The Fairy Tales That Predate Christianity

Using techniques from evolutionary biology, scientists have traced folk stories back to the Bronze Age.

by Ed Yong

Source: http://www.theatlantic.com/science/archive/2016/01/on-the-origin-of-stories/424629/?utm_source=SFFB

Some days, each word can feel like a year.

Some days, each word can feel like a year.

Stories evolve. As they are told and retold to new audiences, they accumulate changes in plot, characters, and settings. They behave a lot like living organisms, which build up mutations in the genes that they pass to successive generations.

This is more than a metaphor. It means that scientists can reconstruct the relationships between versions of a story using the same tools that evolutionary biologists use to study species. They can compare different versions of the same tale and draw family trees—phylogenies—that unite them. They can even reconstruct the last common ancestor of a group of stories.

In 2013, Jamie Tehrani from Durham University did this for Little Red Riding Hood, charting the relationships between 58 different versions of the tale. In some, a huntsman rescues the girl; in others, she does it herself. But all these iterations could be traced back to a single origin, 2,000 years ago, somewhere between Europe and the Middle East.
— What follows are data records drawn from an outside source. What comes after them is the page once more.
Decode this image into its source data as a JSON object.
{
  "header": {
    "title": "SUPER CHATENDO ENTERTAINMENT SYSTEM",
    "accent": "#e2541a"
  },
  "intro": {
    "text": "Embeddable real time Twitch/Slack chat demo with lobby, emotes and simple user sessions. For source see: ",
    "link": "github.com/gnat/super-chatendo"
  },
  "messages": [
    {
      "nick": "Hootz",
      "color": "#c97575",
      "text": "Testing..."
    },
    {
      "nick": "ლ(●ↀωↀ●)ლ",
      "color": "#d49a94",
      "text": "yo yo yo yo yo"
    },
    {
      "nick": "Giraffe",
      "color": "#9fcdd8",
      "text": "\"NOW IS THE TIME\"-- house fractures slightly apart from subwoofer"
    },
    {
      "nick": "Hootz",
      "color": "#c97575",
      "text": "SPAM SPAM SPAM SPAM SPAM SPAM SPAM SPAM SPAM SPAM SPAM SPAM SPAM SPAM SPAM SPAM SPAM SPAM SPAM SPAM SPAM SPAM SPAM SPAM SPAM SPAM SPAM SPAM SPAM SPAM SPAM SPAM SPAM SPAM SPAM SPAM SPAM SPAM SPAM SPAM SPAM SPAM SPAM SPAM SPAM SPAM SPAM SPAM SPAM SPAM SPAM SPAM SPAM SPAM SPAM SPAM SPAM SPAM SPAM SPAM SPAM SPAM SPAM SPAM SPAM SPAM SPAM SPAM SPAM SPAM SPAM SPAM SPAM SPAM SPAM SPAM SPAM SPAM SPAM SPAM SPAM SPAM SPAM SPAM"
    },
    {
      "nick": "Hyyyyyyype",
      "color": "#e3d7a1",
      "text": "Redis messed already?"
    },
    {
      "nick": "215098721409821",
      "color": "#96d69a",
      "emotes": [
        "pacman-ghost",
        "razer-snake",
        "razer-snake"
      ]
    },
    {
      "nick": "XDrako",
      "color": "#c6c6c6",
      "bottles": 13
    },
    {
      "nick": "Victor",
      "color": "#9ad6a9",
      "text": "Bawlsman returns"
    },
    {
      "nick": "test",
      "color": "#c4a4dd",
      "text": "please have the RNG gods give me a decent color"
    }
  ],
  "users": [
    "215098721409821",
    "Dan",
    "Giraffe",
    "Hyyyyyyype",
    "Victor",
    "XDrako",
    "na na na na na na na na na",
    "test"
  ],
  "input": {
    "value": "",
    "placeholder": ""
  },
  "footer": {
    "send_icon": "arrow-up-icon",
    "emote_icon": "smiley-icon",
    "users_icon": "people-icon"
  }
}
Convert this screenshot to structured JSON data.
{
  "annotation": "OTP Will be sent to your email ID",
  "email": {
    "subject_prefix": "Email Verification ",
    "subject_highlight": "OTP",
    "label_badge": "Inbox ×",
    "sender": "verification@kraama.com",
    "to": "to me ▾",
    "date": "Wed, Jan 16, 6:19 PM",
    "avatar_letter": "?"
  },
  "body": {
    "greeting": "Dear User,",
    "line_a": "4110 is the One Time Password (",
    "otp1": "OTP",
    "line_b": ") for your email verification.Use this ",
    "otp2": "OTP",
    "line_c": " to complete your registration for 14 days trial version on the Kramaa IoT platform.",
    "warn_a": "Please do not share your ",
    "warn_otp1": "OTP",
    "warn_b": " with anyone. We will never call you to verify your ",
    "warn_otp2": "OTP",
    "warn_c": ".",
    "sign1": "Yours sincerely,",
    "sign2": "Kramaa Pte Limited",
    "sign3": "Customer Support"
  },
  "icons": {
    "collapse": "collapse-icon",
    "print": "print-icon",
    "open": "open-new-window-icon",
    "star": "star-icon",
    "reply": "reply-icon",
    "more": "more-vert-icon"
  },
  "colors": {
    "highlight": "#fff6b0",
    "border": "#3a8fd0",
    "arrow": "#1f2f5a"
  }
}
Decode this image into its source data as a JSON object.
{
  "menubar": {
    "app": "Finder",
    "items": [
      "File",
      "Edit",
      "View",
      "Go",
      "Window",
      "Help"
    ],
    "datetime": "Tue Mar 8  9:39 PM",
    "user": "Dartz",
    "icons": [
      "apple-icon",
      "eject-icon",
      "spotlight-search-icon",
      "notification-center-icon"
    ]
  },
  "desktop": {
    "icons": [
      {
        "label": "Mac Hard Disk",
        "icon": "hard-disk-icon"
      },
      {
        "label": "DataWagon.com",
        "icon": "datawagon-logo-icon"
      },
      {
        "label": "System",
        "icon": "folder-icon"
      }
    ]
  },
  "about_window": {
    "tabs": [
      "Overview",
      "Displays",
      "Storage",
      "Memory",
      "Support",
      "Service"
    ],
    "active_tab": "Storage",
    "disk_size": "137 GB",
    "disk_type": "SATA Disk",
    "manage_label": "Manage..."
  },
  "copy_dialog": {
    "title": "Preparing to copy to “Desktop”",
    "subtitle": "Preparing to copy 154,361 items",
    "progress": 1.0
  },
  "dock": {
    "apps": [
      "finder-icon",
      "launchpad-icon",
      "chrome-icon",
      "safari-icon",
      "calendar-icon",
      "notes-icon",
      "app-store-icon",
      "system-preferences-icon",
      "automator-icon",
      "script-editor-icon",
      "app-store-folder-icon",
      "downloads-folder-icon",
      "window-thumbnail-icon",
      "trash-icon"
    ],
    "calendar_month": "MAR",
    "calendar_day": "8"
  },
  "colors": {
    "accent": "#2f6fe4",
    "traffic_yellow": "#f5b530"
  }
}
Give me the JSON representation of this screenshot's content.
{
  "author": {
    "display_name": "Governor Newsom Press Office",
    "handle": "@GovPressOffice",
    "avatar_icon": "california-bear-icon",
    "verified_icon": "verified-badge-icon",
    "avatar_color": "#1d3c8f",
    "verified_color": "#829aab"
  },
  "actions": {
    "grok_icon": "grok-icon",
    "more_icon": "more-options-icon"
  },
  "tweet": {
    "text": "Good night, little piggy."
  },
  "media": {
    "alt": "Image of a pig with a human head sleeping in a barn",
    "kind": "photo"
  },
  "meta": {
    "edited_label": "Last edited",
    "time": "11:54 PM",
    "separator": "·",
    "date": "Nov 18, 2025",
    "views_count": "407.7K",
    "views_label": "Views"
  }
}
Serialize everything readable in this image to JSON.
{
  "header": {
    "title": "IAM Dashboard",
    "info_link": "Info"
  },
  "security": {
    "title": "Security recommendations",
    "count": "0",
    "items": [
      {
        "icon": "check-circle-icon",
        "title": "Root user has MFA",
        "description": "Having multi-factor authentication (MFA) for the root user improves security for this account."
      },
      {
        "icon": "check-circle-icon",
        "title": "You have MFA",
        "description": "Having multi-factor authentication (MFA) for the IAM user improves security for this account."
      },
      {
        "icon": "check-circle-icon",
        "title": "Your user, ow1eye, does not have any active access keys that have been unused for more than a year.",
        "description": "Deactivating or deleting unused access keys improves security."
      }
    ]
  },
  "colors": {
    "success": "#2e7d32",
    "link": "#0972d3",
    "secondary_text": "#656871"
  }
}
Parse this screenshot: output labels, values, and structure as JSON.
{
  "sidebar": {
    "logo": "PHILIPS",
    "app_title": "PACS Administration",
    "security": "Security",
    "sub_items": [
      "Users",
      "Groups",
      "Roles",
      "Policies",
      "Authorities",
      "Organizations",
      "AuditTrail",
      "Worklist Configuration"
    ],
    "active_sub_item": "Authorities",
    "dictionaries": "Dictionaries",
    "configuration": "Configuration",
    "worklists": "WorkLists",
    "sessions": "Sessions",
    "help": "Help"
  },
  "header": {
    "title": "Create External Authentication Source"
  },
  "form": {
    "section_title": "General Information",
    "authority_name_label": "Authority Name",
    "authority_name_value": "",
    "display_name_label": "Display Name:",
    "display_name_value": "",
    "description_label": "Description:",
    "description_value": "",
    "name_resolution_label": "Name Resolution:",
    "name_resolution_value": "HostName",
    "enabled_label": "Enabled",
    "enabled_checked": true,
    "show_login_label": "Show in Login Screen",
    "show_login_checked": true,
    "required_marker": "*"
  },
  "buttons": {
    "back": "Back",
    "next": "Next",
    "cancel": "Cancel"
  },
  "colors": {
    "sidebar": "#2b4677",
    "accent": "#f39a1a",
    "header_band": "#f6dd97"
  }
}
And East Asian versions (with several girls, and a tiger or leopard in lieu of wolf) probably derived from these European ancestors.

That project stoked Tehrani’s interest, and so he teamed up with Sara Graça da Silva, who studies intersections between evolution and literature, to piece together the origins of a wider corpus of folktales. The duo relied on the Aarne Thompson Uther Index—an immense catalogue that classifies folktales into over 2,000 tiered categories. (For example, Tales of Magic (300-749) contains Supernatural Adversaries (300-399), which contains Little Red Riding Hood (333), Rapunzel (310), and more amusing titles like Godfather Death (332) and Magnet Mountain Attracts Everything (322).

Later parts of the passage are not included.